"Now it's our turn," cried Hermione.

"Questo vino è bello e fino,
È portato da Castello a mare,
Faccio brindisi al Signor Gaspare."

The boys burst into a hearty laugh, and Gaspare's eyes gleamed with pleasure while Hermione and Maurice drank. Then Sebastiano drew from the inner pocket of his old jacket a little flute, smiling with an air of intense and comic slyness which contorted his face.

"Ah," said Hermione, "I know—it's the tarantella!"

She clapped her hands.

"It only wanted that," she said to Maurice. "Only that—the tarantella!"

"Guai Lucrezia!" cried Gaspare, tyrannically.

Lucrezia bounded to one side, bent her body inward, and giggled with all her heart. Sebastiano leaned his back against a column and put the flute to his lips.

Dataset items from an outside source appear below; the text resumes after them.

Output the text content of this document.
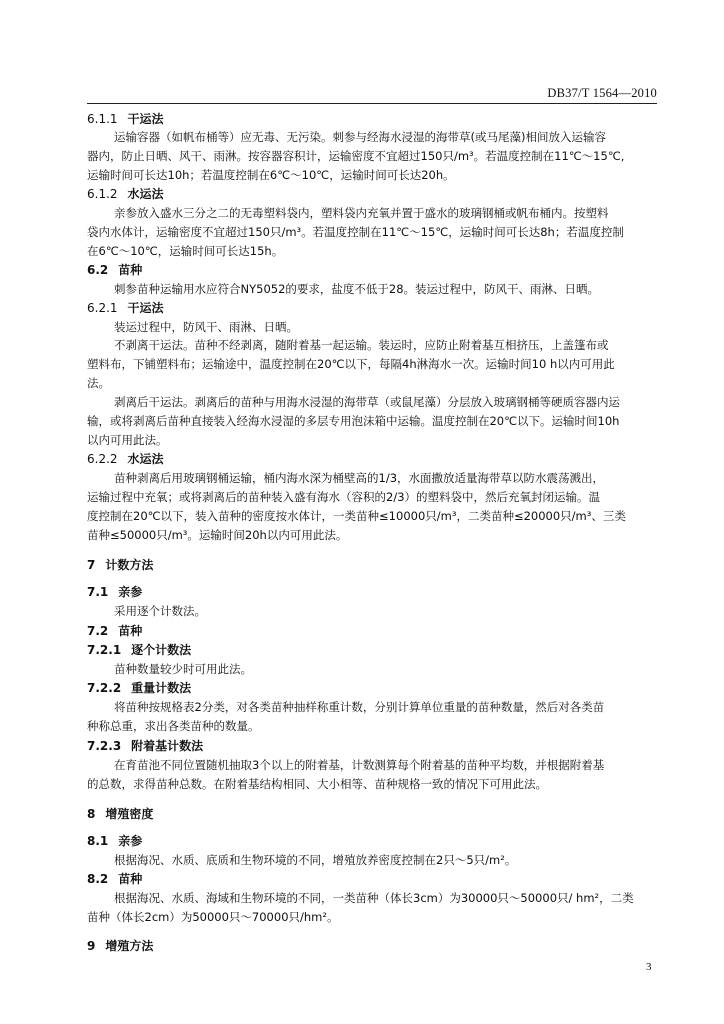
DB37/T 1564—2010
6.1.1 干运法
运输容器（如帆布桶等）应无毒、无污染。刺参与经海水浸湿的海带草(或马尾藻)相间放入运输容
器内，防止日晒、风干、雨淋。按容器容积计，运输密度不宜超过150只/m³。若温度控制在11℃～15℃,
运输时间可长达10h；若温度控制在6℃～10℃，运输时间可长达20h。
6.1.2 水运法
亲参放入盛水三分之二的无毒塑料袋内，塑料袋内充氧并置于盛水的玻璃钢桶或帆布桶内。按塑料
袋内水体计，运输密度不宜超过150只/m³。若温度控制在11℃～15℃，运输时间可长达8h；若温度控制
在6℃～10℃，运输时间可长达15h。
6.2 苗种
刺参苗种运输用水应符合NY5052的要求，盐度不低于28。装运过程中，防风干、雨淋、日晒。
6.2.1 干运法
装运过程中，防风干、雨淋、日晒。
不剥离干运法。苗种不经剥离，随附着基一起运输。装运时，应防止附着基互相挤压，上盖篷布或
塑料布，下铺塑料布；运输途中，温度控制在20℃以下，每隔4h淋海水一次。运输时间10 h以内可用此
法。
剥离后干运法。剥离后的苗种与用海水浸湿的海带草（或鼠尾藻）分层放入玻璃钢桶等硬质容器内运
输，或将剥离后苗种直接装入经海水浸湿的多层专用泡沫箱中运输。温度控制在20℃以下。运输时间10h
以内可用此法。
6.2.2 水运法
苗种剥离后用玻璃钢桶运输，桶内海水深为桶壁高的1/3，水面撒放适量海带草以防水震荡溅出，
运输过程中充氧；或将剥离后的苗种装入盛有海水（容积的2/3）的塑料袋中，然后充氧封闭运输。温
度控制在20℃以下，装入苗种的密度按水体计，一类苗种≤10000只/m³，二类苗种≤20000只/m³、三类
苗种≤50000只/m³。运输时间20h以内可用此法。
7 计数方法
7.1 亲参
采用逐个计数法。
7.2 苗种
7.2.1 逐个计数法
苗种数量较少时可用此法。
7.2.2 重量计数法
将苗种按规格表2分类，对各类苗种抽样称重计数，分别计算单位重量的苗种数量，然后对各类苗
种称总重，求出各类苗种的数量。
7.2.3 附着基计数法
在育苗池不同位置随机抽取3个以上的附着基，计数测算每个附着基的苗种平均数，并根据附着基
的总数，求得苗种总数。在附着基结构相同、大小相等、苗种规格一致的情况下可用此法。
8 增殖密度
8.1 亲参
根据海况、水质、底质和生物环境的不同，增殖放养密度控制在2只～5只/m²。
8.2 苗种
根据海况、水质、海域和生物环境的不同，一类苗种（体长3cm）为30000只～50000只/ hm²，二类
苗种（体长2cm）为50000只～70000只/hm²。
9 增殖方法
3
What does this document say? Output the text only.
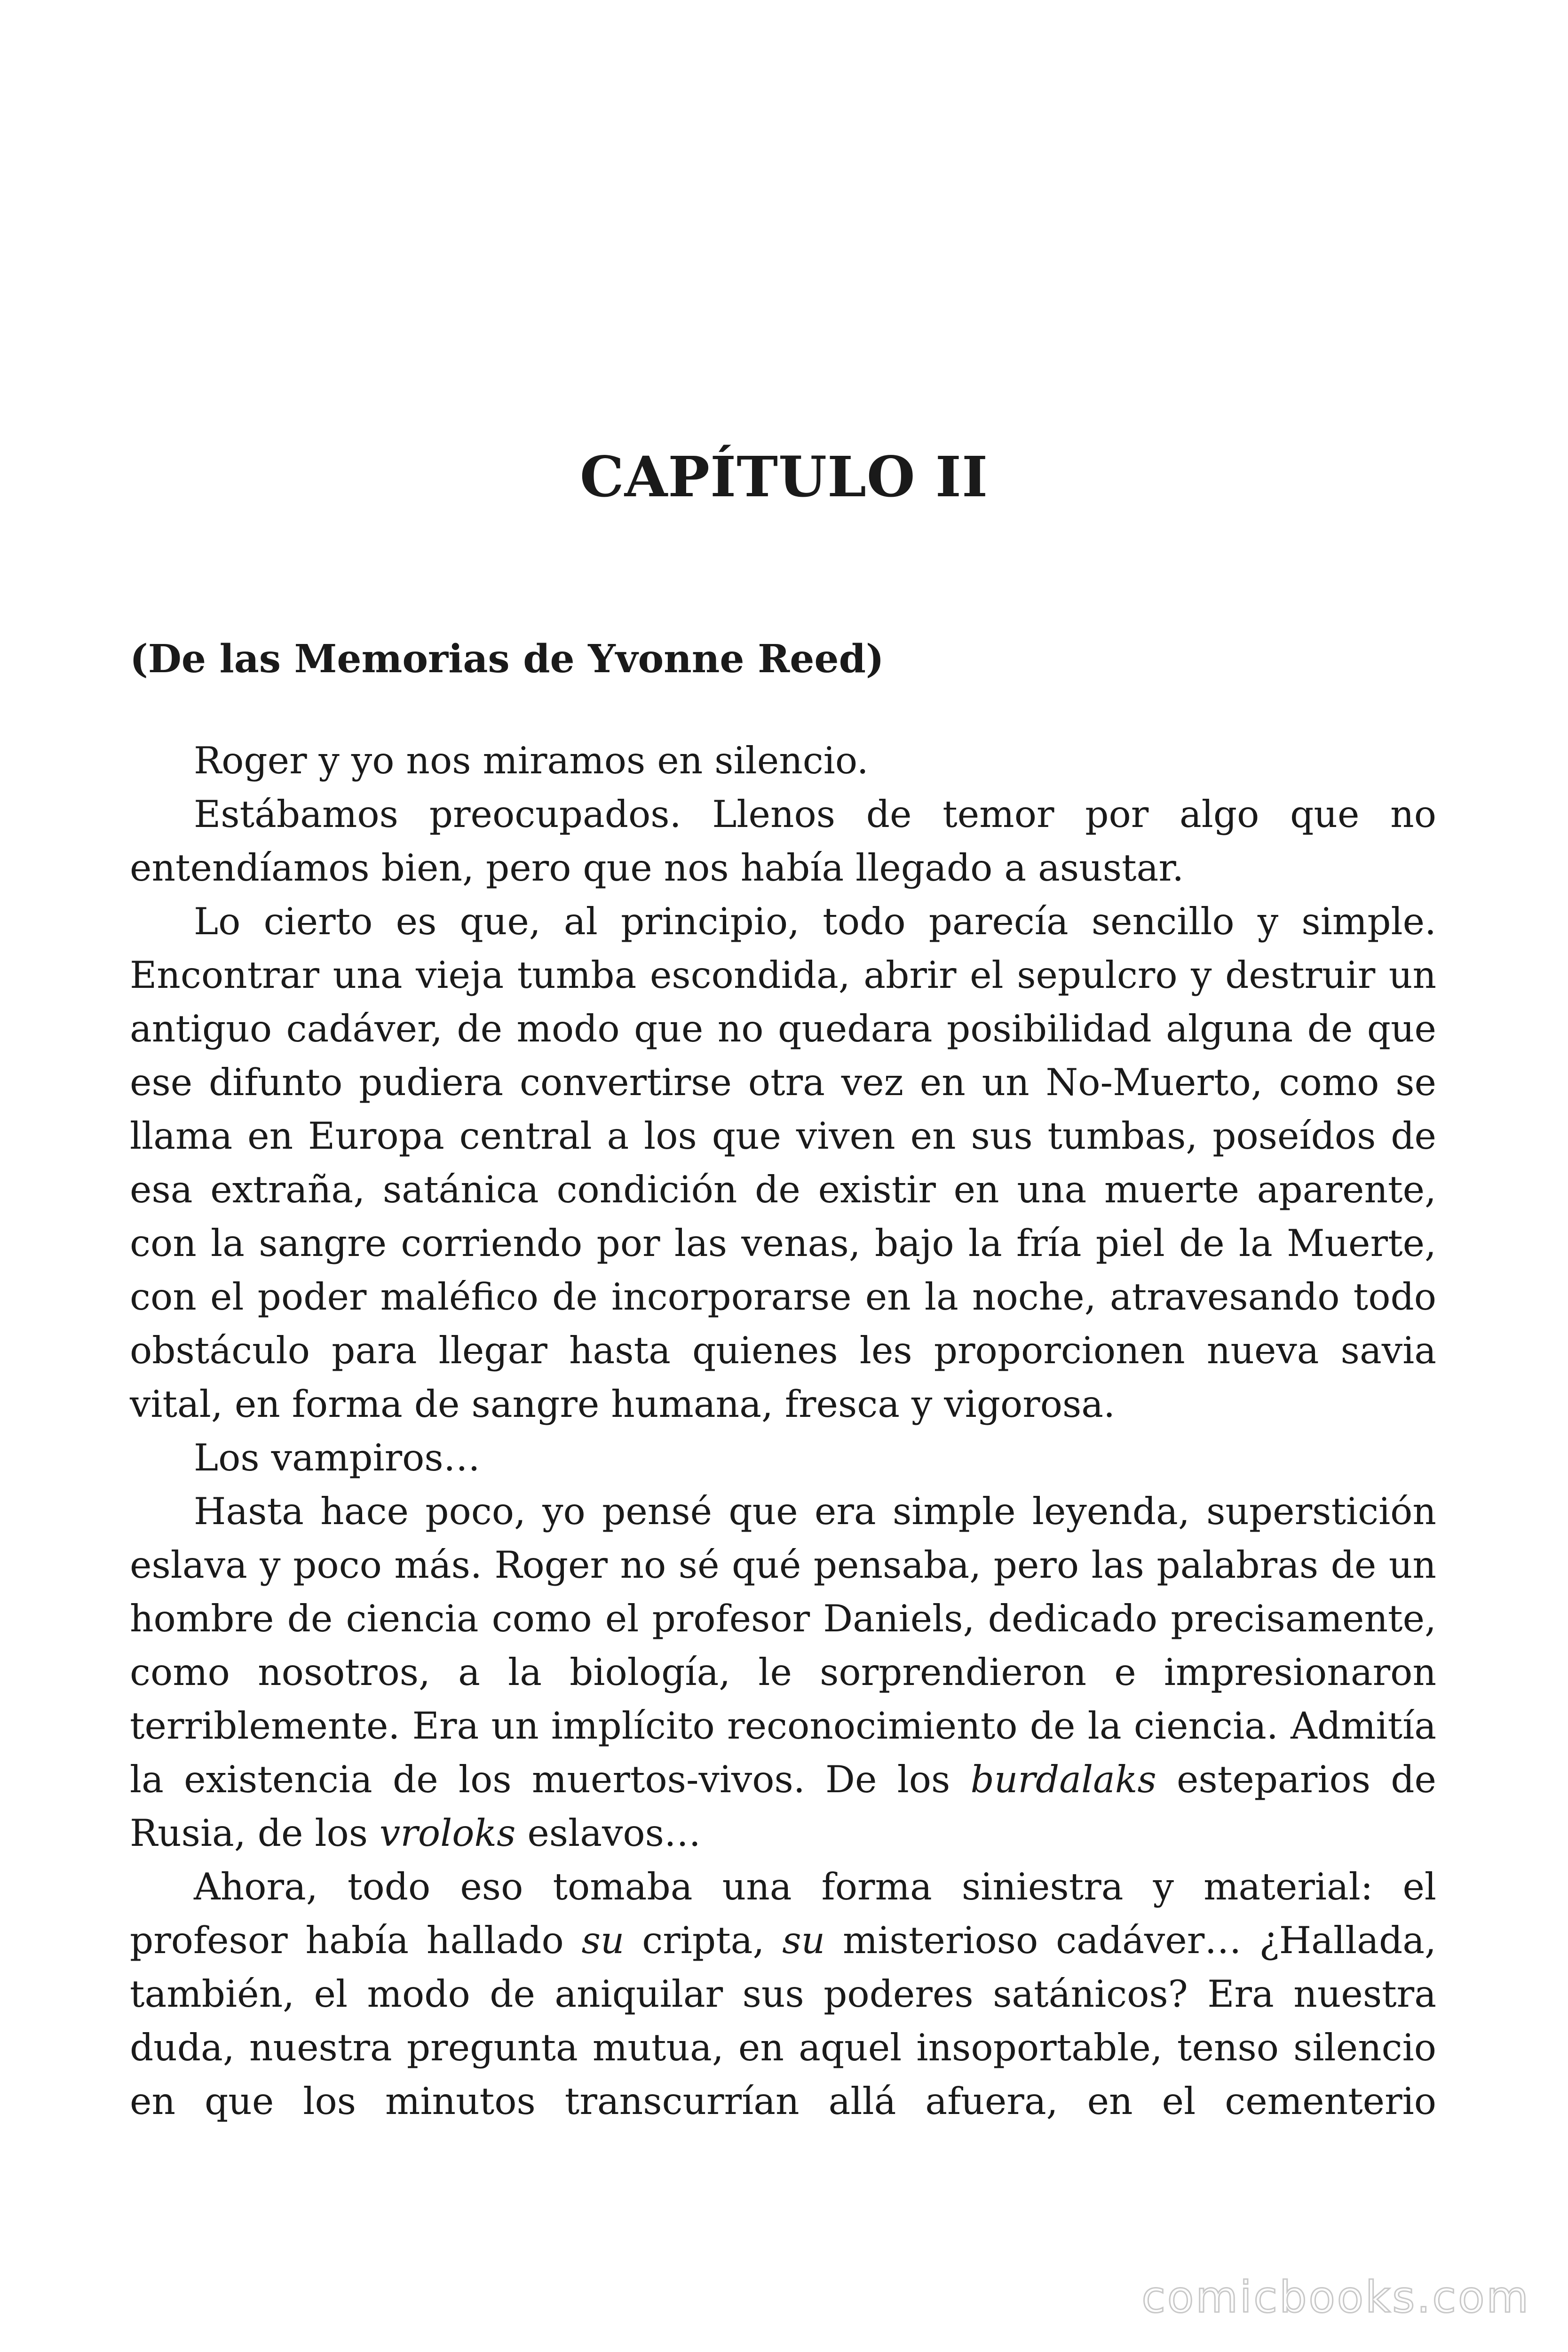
CAPÍTULO II
(De las Memorias de Yvonne Reed)

Roger y yo nos miramos en silencio.

Estábamos preocupados. Llenos de temor por algo que no entendíamos bien, pero que nos había llegado a asustar.

Lo cierto es que, al principio, todo parecía sencillo y simple. Encontrar una vieja tumba escondida, abrir el sepulcro y destruir un antiguo cadáver, de modo que no quedara posibilidad alguna de que ese difunto pudiera convertirse otra vez en un No-Muerto, como se llama en Europa central a los que viven en sus tumbas, poseídos de esa extraña, satánica condición de existir en una muerte aparente, con la sangre corriendo por las venas, bajo la fría piel de la Muerte, con el poder maléfico de incorporarse en la noche, atravesando todo obstáculo para llegar hasta quienes les proporcionen nueva savia vital, en forma de sangre humana, fresca y vigorosa.

Los vampiros…

Hasta hace poco, yo pensé que era simple leyenda, superstición eslava y poco más. Roger no sé qué pensaba, pero las palabras de un hombre de ciencia como el profesor Daniels, dedicado precisamente, como nosotros, a la biología, le sorprendieron e impresionaron terriblemente. Era un implícito reconocimiento de la ciencia. Admitía la existencia de los muertos-vivos. De los burdalaks esteparios de Rusia, de los vroloks eslavos…

Ahora, todo eso tomaba una forma siniestra y material: el profesor había hallado su cripta, su misterioso cadáver… ¿Hallada, también, el modo de aniquilar sus poderes satánicos? Era nuestra duda, nuestra pregunta mutua, en aquel insoportable, tenso silencio en que los minutos transcurrían allá afuera, en el cementerio

comicbooks.com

"Here, Maurice, here!" said Hermione.

She made him sit down on one of the seats under the parlor window, facing the view, while the four boys took their places, one couple opposite to the other. Then Sebastiano began to twitter the tune familiar to the Sicilians of Marechiaro, in which all the careless pagan joy of life in the sun seems caught and flung out upon a laughing, dancing world. Delarey laid his hands on the warm tiles of the seat, leaned forward, and watched with eager eyes. He had never seen the tarantella, yet now with his sensation of expectation there was blended another feeling. It seemed to him as if he were going to see something he had known once, perhaps very long ago, something that he had forgotten and that was now going to be recalled to his memory. Some nerve in his body responded to Sebastiano's lively tune. A desire of movement came to him as he saw the gay boys waiting on the terrace, their eyes already dancing, although their bodies were still.